Duflo's paper is concerned primarily with the best way to fix this problem. Will economic development, with its attendant rising incomes and resources, eventually lead to gender equality on its own, even without targeted efforts at improving conditions for women? Or is gender equality a prerequisite to achieving development goals, as Kofi Annan and others have argued? And in this age of diminishing foreign aid budgets, can organizations focus their meager resources on just one of these two channels?
There's lots of evidence that gender inequality declines as economic development occurs and incomes rise. Prior to development, poverty-stricken families respond to income shocks by re-allocating resources to sons. "In India, the excessive mortality rate of girls, relative to boys, spikes during droughts," writes Duflo, in reference to a 1999 paper by Elaina Rose. "When they cannot afford to feed everyone, families disproportionately sacrifice the welfare of girls." On the other hand, Rose found that wealthier families with assets—land they can sell during particularly rough times—don't show the same gender disparities.
Economic development in a community not only brings more doctors and health facilities, but also increases families' abilities to weather the kinds of crises that disproportionately harm girls. In Duflo's words: "[B]y reducing the vulnerability of poor households to risk, economic development, even without specifically targeting women, disproportionately improves their well-being."

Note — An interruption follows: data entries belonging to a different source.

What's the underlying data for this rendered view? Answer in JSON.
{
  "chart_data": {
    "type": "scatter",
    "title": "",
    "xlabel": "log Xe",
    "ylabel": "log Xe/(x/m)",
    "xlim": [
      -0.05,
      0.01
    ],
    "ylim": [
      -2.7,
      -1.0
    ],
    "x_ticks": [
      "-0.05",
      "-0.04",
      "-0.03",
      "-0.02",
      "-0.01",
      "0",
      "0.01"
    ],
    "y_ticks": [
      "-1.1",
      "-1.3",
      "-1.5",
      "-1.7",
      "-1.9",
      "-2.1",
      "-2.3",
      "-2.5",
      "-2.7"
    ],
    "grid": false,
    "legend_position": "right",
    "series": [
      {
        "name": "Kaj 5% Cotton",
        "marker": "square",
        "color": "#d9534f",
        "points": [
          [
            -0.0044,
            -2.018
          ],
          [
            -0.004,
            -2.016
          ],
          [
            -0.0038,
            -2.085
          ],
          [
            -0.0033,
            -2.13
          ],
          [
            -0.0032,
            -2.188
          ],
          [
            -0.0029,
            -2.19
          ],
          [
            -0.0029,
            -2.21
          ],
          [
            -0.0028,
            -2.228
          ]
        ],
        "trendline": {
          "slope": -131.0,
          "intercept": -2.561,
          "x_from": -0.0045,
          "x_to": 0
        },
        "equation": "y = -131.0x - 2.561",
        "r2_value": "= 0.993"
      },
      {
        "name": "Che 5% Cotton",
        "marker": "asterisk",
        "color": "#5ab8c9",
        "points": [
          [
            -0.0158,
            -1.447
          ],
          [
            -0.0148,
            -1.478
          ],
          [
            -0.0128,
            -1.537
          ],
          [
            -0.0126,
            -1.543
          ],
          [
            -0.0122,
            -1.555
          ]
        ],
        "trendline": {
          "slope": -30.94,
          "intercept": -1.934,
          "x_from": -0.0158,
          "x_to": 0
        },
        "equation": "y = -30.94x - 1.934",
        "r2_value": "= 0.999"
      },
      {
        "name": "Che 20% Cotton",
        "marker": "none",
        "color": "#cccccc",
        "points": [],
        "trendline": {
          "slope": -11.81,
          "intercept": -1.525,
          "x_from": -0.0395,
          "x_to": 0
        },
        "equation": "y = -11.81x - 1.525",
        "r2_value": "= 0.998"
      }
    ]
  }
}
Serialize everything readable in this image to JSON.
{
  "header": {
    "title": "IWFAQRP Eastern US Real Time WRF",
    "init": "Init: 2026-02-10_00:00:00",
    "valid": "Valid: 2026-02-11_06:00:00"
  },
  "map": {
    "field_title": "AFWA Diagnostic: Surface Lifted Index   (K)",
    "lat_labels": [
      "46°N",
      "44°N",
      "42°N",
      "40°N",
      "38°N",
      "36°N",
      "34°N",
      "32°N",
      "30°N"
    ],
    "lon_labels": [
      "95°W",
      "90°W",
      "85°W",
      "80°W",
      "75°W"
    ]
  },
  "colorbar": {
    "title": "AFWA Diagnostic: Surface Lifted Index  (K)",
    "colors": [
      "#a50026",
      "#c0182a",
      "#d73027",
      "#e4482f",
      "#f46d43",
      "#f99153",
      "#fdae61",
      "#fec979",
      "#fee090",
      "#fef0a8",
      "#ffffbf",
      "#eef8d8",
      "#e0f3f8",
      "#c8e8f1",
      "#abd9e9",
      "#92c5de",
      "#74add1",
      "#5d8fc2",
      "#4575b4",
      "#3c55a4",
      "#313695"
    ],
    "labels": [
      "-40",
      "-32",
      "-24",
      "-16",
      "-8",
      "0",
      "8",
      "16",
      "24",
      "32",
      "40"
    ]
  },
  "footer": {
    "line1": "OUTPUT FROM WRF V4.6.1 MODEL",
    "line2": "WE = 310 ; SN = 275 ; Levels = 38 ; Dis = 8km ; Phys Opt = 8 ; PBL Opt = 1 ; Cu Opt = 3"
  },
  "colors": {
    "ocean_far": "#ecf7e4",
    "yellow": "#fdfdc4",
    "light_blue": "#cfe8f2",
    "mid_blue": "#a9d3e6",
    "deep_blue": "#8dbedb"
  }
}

Development is also often accompanied by decreased maternal mortality and increased labor market opportunities for women, both of which may encourage parents to invest more in their young daughters. In other words, parents who think their daughters have a better chance of surviving the perilous childbearing years, or of one day getting a high-earning job outside the home, might make very different decisions about feeding and educating those daughters. A 2009 evaluation of a policy initiative in Sri Lanka found that a reduction in maternal mortality led to increases in female life expectancy, literacy and years of education.

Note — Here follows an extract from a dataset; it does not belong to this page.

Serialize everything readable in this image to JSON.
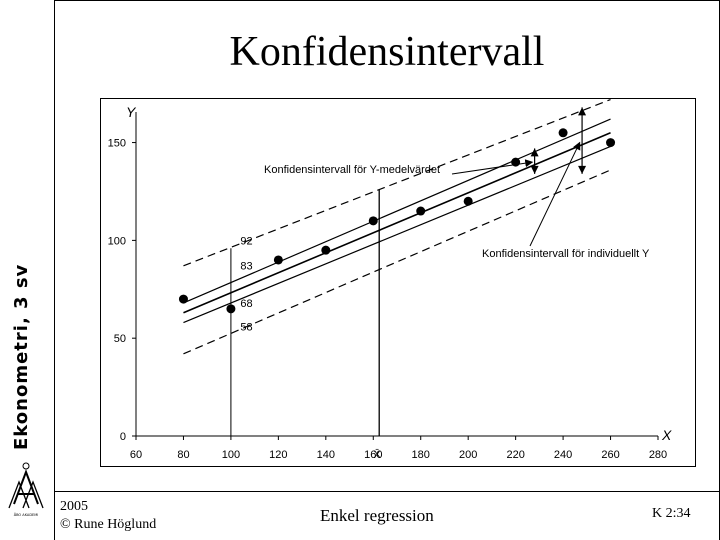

But is it enough? "Is there a reason to design policies specifically targeted towards improving the condition of women?" asks Duflo. "Or is it sufficient for improving women's condition to fight poverty and to create the conditions for economic growth in poor countries?"
Duflo doesn't think development alone will be enough—gender gaps in wages and political participation persist in even the world's most developed countries, and researchers have found evidence of sex-selective abortion in countries like China, South Korea, India and Taiwan—and among certain ethnic groups in the U.S.